Il y a du Prada en Écosse ?
J'ai attrapé le bras de Julius avec un halètement soudain qui ressemblait plutôt à un sanglot. « Mes pauvres Écossais ! Ils vont être tellement moches. »
Julius a froncé les sourcils tandis que je vidais mon dernier verre d'eau avec une détermination retrouvée. Puis j'ai commencé à tituber vers la sortie du club, oubliant complètement mon besoin d'aller aux toilettes.
« Il faut qu'on crée une association caritative pour envoyer du Prada en Écosse. »
« Millie… » J'entendis mon frère au loin, mais il n'avait plus d'importance pour l'instant.
Au diable le mariage, j'ai trouvé mon véritable but dans la vie.
Quand Papa Dormas me demandera demain pourquoi j'ai soudainement fait mes valises, je lui dirai que je vais aider les plus démunis d'Écosse à mieux s'habiller.
Je sortis en titubant de l'entrée bondée du club, la foule à l'extérieur étant suffisante pour que je passe inaperçue de notre équipe de sécurité. Le club étant en territoire neutre, nous avions renforcé la sécurité. Mais je les ai tous manqués.

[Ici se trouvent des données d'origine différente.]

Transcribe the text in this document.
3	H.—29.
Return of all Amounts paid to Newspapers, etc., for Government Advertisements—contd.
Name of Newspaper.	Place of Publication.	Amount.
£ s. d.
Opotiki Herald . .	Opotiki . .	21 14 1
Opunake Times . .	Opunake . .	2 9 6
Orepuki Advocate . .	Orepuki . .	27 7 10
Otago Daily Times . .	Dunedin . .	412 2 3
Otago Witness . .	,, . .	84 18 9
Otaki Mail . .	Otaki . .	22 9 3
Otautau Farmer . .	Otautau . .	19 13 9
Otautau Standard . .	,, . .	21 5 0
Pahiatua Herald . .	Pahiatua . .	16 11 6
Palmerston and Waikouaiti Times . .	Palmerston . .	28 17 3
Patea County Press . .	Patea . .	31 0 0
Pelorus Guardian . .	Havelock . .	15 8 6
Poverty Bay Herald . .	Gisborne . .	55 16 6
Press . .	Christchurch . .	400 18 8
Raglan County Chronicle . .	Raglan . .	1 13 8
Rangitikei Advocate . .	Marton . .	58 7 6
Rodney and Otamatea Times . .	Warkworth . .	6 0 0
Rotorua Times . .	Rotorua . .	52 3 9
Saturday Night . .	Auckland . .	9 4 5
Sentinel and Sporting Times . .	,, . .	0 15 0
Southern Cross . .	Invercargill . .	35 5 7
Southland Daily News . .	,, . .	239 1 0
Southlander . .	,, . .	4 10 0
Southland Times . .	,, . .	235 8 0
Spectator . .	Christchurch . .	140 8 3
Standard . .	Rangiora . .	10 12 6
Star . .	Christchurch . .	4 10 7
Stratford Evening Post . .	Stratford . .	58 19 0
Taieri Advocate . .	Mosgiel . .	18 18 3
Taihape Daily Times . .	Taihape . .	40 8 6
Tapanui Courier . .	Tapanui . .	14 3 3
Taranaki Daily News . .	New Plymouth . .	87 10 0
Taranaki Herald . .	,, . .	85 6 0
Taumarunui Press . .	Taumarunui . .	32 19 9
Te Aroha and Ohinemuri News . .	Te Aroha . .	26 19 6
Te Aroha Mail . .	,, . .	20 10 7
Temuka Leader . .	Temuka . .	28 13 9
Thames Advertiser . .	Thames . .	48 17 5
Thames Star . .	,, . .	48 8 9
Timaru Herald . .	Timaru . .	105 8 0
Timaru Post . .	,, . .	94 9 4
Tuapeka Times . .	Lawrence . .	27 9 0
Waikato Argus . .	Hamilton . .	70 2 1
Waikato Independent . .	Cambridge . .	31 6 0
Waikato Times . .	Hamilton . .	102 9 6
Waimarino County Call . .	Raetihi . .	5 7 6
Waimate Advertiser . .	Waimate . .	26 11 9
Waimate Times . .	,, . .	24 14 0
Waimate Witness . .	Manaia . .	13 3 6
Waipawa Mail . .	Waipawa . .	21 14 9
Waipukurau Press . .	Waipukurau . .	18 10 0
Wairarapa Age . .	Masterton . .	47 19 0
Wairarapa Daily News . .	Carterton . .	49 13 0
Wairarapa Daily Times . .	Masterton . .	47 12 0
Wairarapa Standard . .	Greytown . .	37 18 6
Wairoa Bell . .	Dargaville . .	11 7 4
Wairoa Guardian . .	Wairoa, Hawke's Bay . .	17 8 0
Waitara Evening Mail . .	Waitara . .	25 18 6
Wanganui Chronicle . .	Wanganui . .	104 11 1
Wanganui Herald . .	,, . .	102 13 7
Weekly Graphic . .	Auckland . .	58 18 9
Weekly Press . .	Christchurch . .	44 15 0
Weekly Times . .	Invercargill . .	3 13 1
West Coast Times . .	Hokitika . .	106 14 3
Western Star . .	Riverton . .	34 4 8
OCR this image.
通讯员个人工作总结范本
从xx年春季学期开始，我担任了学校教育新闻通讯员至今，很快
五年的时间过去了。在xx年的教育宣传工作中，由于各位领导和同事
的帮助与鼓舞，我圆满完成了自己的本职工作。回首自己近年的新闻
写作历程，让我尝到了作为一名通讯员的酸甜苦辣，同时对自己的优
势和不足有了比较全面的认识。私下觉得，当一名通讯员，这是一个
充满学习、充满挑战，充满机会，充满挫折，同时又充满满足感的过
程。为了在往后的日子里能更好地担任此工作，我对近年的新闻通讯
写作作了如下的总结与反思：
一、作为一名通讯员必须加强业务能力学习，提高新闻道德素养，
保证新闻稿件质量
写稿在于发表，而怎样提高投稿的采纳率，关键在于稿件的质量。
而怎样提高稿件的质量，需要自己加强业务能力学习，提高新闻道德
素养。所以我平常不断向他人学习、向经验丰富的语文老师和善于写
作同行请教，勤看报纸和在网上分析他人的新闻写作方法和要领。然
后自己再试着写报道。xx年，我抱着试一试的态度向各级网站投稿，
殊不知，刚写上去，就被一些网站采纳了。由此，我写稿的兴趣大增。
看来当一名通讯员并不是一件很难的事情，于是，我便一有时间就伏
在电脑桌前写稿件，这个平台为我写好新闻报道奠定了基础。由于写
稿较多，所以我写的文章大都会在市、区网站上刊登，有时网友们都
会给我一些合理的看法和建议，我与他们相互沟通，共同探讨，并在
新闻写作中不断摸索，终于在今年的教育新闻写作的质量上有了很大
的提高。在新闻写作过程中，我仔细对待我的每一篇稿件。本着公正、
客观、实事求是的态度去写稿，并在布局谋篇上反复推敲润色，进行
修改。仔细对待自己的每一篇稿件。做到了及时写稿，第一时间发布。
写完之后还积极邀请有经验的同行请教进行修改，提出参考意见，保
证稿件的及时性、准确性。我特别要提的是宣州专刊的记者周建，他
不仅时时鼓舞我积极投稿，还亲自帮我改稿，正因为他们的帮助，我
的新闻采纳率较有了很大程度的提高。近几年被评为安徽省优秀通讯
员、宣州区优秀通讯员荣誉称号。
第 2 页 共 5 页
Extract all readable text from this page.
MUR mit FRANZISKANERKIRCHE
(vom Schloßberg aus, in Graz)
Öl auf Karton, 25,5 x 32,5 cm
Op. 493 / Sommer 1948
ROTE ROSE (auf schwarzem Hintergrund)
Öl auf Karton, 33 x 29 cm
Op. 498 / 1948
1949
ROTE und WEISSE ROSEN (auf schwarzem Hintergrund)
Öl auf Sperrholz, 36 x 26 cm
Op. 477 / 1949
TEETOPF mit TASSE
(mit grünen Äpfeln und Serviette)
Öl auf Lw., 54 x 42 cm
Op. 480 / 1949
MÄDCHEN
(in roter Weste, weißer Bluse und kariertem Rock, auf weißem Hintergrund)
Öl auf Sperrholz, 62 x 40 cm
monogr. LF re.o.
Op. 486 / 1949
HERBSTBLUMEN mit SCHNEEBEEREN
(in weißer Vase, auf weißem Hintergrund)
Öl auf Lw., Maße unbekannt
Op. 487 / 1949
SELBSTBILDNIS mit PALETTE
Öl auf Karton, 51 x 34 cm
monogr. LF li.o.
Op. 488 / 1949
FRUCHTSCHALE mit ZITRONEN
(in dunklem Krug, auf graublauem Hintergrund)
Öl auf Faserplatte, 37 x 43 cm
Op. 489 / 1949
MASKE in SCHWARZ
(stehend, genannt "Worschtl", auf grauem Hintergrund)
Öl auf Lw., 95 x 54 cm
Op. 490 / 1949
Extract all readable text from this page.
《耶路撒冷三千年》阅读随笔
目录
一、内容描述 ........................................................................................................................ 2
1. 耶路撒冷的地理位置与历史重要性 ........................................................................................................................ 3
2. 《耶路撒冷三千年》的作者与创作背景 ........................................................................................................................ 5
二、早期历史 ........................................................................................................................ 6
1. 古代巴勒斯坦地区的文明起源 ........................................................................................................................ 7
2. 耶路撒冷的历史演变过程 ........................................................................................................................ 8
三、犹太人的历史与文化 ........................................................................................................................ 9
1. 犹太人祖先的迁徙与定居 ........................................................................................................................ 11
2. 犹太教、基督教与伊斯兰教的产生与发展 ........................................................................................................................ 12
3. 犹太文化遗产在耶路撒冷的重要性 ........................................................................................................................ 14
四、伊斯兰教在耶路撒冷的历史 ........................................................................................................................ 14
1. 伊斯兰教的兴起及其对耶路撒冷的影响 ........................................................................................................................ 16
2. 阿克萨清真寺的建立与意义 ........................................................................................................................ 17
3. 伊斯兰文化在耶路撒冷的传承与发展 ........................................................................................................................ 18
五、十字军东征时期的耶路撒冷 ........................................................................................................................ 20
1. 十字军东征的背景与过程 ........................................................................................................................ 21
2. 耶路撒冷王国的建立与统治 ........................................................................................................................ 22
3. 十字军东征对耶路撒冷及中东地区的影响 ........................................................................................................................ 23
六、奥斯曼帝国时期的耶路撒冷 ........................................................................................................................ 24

« Ce n'est pas parce que je ne me souviens plus où se trouve l'Écosse en ce moment qu'elle ne mérite pas mon aide. Óchi, tha tous voithíso. » (Non, je vais les aider.)
Je suis déterminé. « Y a-t-il au moins des vols directs de JFK à l'Écosse ? J'aurai peut-être besoin d'un bateau. »
Avez-vous déjà été un peu trop saoul au point d'oublier soudainement ce que vous étiez censé faire ?
C'est ce que j'ai ressenti quand je me suis retrouvé à marmonner à propos de Prada au milieu du trottoir étroit d'une rue calme de Manhattan.
Eh bien, c'était calme comparé au reste de Manhattan.
Ce que je ne comprends pas, c'est pourquoi Manhattan est si animé.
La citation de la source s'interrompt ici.